Thirty minutes later, as I was
hiking past a dilapidated house, tucked in the woods, I heard shouting. I
looked back and saw a lanky, old man, wielding a shotgun and herding a woman
out of a shed. The woman had beautiful lemon blond hair which was disheveled,
like she’d just woken up, and she was swinging a large backpack onto her
shoulders.
I slipped
behind a tree and watched.
The old man
was pushing the woman forward with his shotgun and yelling at her, “Get the
hell off my land,” even though that’s exactly what she was doing. When he
finally pushed her onto the road, he added, “I’m calling the police, you
goddamn marauder.”
At that point,
the woman could’ve walked away. There wasn’t any reason to aggravate the old
man any more than he was already aggravated. But she didn’t walk away. Instead,
she turned back and said, “Go ahead and call the police. You get seven years
for a gun. I get one for trespassing. You lose.” Her defiance animated her
green eyes.
“You’re a
goddamn crazy one,” the old man shot back. Then he lifted his shotgun, taking
aim at the woman’s head.
“I
am
a
crazy one,” she said and started down the road.
I was hooked.
By her fierceness. A fierceness that was as striking as her beauty.

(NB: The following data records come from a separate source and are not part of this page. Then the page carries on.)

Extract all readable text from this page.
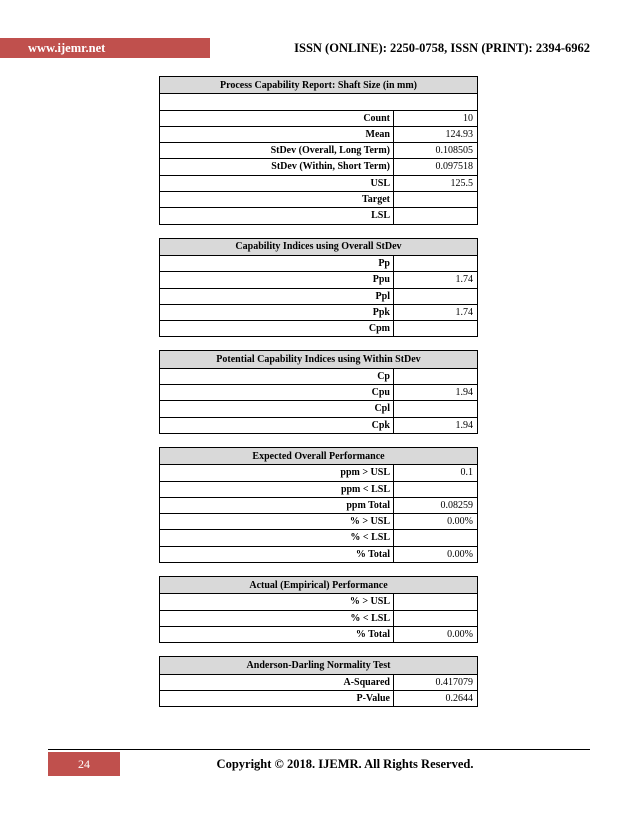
www.ijemr.net	ISSN (ONLINE): 2250-0758, ISSN (PRINT): 2394-6962
Process Capability Report: Shaft Size (in mm)
Count	10
Mean	124.93
StDev (Overall, Long Term)	0.108505
StDev (Within, Short Term)	0.097518
USL	125.5
Target
LSL
Capability Indices using Overall StDev
Pp
Ppu	1.74
Ppl
Ppk	1.74
Cpm
Potential Capability Indices using Within StDev
Cp
Cpu	1.94
Cpl
Cpk	1.94
Expected Overall Performance
ppm > USL	0.1
ppm < LSL
ppm Total	0.08259
% > USL	0.00%
% < LSL
% Total	0.00%
Actual (Empirical) Performance
% > USL
% < LSL
% Total	0.00%
Anderson-Darling Normality Test
A-Squared	0.417079
P-Value	0.2644
24	Copyright © 2018. IJEMR. All Rights Reserved.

From a safe distance, I followed
her. She stuck to the open road and I stuck to the dark forest. I kept
expecting her to veer into the woods and couldn’t understand why she was hiking
in plain sight. If the old man did end up calling the police, she’d be walking
right into their hands. Maybe, she didn’t care. Maybe she wasn’t a deserter or
a marauder.
After five
minutes or so, she suddenly stopped and looked back into the woods. “Why are
you following me?” she said.
I thought I
was too far back to be heard, but I should’ve realized from her backpack that
she knew which sounds belonged to the wilderness and which didn’t.
I approached
her. She stood her ground. “You scared?” she said.
“I’m not so
sure it’s a good idea for us to chat out there in the open,” I said.
The hint of a
grin flashed across her lips. I’d just admitted that I
was
scared.
“Where are you from?” she said.
“Clearview.”
“A deserter,
huh?
“Not exactly.”
She tilted her
head and a ray of sunlight lit up her lemon hair.
“It’s a long
story,” I said.
“Does that
story explain why you’re hiding in the woods?”
“I could tell
it to you and you could decide for yourself.”